Consolidation of dual MAPK inhibitor therapy by allograft in histiocytic sarcoma: A report of two cases Free

Introduction: Histiocytic sarcoma (HS) is a high-risk histiocytic neoplasm often involving mutations in mitogen-activated protein kinase (MAPK) pathway genes, such as BRAF, KRAS and MEK. National database studies from the United States report a median overall survival of 6 months in HS, and multifocal disease appears a poor prognostic factor. The efficacy of BRAF and MEK inhibitors in multifocal HS remains unclear, with some patients achieving prolonged remission on treatment and others experiencing progression shortly after initiation. We report 2 patients treated with dabrafenib and trametinib to complete metabolic remission (CMR) then consolidated with allograft.
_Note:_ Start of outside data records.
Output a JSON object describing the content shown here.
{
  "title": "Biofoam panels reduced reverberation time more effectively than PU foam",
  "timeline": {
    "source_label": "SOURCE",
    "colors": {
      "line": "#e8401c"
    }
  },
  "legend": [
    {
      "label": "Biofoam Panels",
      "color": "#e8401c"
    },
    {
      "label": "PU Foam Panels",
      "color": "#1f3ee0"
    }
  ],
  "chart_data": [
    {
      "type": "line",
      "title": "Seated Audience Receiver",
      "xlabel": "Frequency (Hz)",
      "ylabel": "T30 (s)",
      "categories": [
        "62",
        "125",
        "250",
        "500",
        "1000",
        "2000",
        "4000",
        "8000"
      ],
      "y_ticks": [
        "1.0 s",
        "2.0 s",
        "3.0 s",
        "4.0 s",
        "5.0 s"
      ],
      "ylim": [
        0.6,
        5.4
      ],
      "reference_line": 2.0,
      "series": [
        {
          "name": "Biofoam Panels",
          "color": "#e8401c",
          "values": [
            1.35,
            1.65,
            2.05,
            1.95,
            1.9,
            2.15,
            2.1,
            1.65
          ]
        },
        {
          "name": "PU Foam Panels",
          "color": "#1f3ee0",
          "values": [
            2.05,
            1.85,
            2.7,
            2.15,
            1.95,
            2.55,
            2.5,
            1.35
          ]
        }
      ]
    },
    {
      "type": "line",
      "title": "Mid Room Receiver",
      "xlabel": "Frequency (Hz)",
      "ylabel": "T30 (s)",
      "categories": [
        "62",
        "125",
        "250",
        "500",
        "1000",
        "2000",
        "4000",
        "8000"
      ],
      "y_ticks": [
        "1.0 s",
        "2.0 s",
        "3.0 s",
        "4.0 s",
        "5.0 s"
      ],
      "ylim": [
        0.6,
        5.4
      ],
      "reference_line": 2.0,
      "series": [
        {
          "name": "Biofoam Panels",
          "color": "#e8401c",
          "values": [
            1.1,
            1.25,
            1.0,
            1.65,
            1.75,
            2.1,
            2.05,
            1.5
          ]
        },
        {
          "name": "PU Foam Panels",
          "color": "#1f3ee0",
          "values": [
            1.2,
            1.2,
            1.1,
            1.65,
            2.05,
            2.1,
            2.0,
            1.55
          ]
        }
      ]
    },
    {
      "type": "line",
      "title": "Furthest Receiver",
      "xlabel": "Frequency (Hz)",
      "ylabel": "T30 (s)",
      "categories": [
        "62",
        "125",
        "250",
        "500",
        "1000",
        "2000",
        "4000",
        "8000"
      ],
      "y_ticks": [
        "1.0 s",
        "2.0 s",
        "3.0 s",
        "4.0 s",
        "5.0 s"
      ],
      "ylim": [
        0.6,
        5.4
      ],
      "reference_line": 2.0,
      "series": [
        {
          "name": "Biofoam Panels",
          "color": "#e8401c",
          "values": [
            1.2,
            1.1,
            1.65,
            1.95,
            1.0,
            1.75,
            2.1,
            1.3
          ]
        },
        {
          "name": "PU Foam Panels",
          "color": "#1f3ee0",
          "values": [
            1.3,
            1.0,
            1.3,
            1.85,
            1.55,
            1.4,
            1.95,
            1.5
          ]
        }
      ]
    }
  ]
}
Both remain alive and in remission at 16- and 6-months post-transplant respectively. Inhibitors were continued throughout transplant (except on days of chemotherapy) and have not yet been withdrawn.
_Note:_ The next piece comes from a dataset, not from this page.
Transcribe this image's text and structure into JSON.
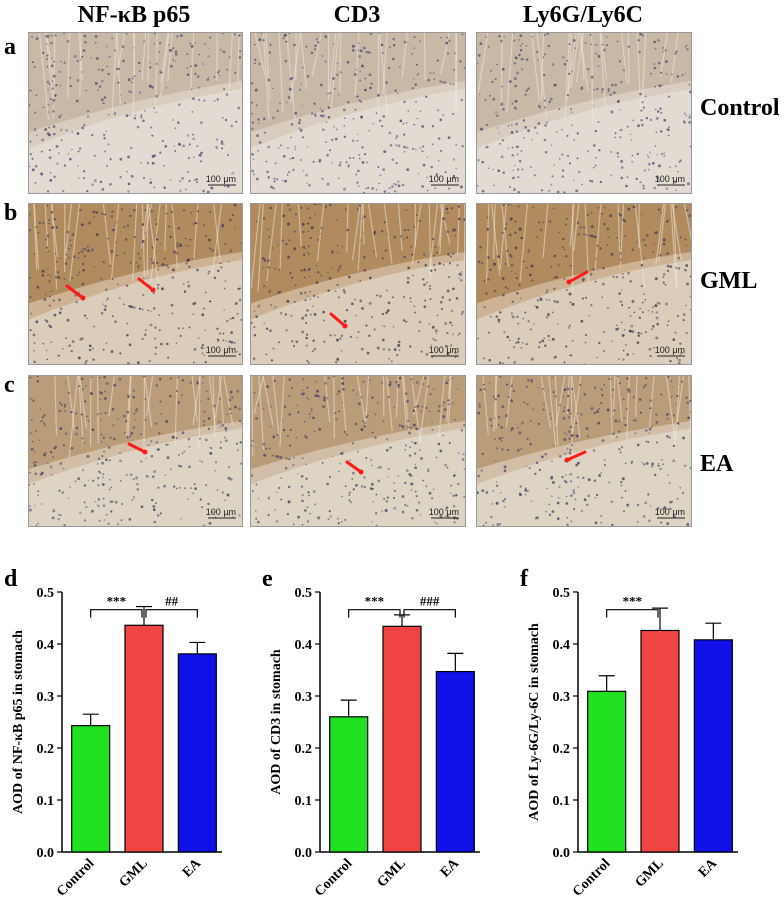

Case A: A 44-year-old male presented with a neck lump, dry cough, weight loss and night sweats. A diagnosis of HS was confirmed by supraclavicular lymph node biopsy demonstrating large cells positive for CD163, CD4, BCL6 and Cyclin D1. Next-generation sequencing (NGS) identified BRAF^V600Eand MAP2K1 c.370C>T (p.Pro124Ser) variants. Fluorine-18-fluorodeoxyglucose (FDG) positron emission tomography/computed tomography (PET/CT) revealed hepatic and splenic foci, large volume supradiaphragmatic disease and a single subdiaphragmatic node. DA 3+10 was commenced but disease progressed by day 16 of cycle 1. Dabrafenib (150mg twice daily) and trametinib (2mg daily) were initiated, achieving CMR by day 59 of treatment. No adverse drug reactions (ADRs) occurred. To consolidate this response, matched unrelated donor allograft was planned. A 14-month delay in donor matching occurred, throughout which inhibitors were continued and disease remained stable. Transplant proceeded using fludarabine 150mg/m² and melphalan 140mg/m² with post-grafting cyclophosphamide, mycophenolate mofetil and tacrolimus for graft-versus-host disease (GvHD) prophylaxis. Recovery was uneventful, with neutrophil engraftment achieved on day 13 and platelet engraftment on day 12. Tacrolimus was tapered from day 68 and withdrawn by day 128. 100% Donor chimerism was achieved in myeloid cells and T cells by 3 months post-transplant. No significant post-transplant infection or GvHD has occurred to date. He remains well on dabrafenib and trametinib in CMR at 16-months post-transplant.

Case B: A 44-year-old male presented with abdominal pain, weight loss and night sweats. CT revealed multiple hepatic and splenic lesions with upper abdominal lymphadenopathy. Liver biopsy confirmed a diagnosis of HS, revealing large cells positive for CD4, CD14, CD163, S100 and CD1a. NGS confirmed BRAF^V600E and KRAS c.68T>G (p.Leu23Arg) variants. FDG PET/CT demonstrated hepatic and splenic foci as well as supra- and infradiaphragmatic lymphadenopathy. CHOP14 was given to partial response but active disease remained after 5 cycles. Dabrafenib (150mg twice daily) and trametinib (2mg daily) were initiated, achieving CMR after 2 weeks. To consolidate this response, allograft from a haploidentical donor was performed using fludarabine 150mg/m² and melphalan 140mg/m² with post-grafting cyclophosphamide and ciclosporin for GvHD prophylaxis. Trametinib was temporarily withdrawn during transplant due to an ADR (grade 3 pan-colitis with gastrointestinal bleeding) then restarted. Neutrophil engraftment was achieved on day 22 and platelet engraftment on day 30. Ciclosporin was withdrawn by day 100. 100% Donor chimerism was achieved in myeloid cells and T cells by 6 months post-transplant. Recovery was complicated by Mycobacterium Tuberculosis infection at 2 months post-transplant, which was initially mistaken for relapse and treated with an abrupt withdrawal of immunosuppression. Antimycobacterial therapy was started instead when lymph node biopsy showed acid-fast bacilli, and FDG PET/CT demonstrated a good response after an initial paradoxical reaction. No significant GvHD has occurred to date. He remains well on dabrafenib and trametinib in CMR at 6-months post-transplant.

Discussion:These 2 cases suggest that allograft is feasible on dual MAPK inhibitor therapy and may have potential efficacy as consolidation for high-risk visceral HS. Withdrawal of inhibitors and longer follow up are required to determine the durability of remission with this approach.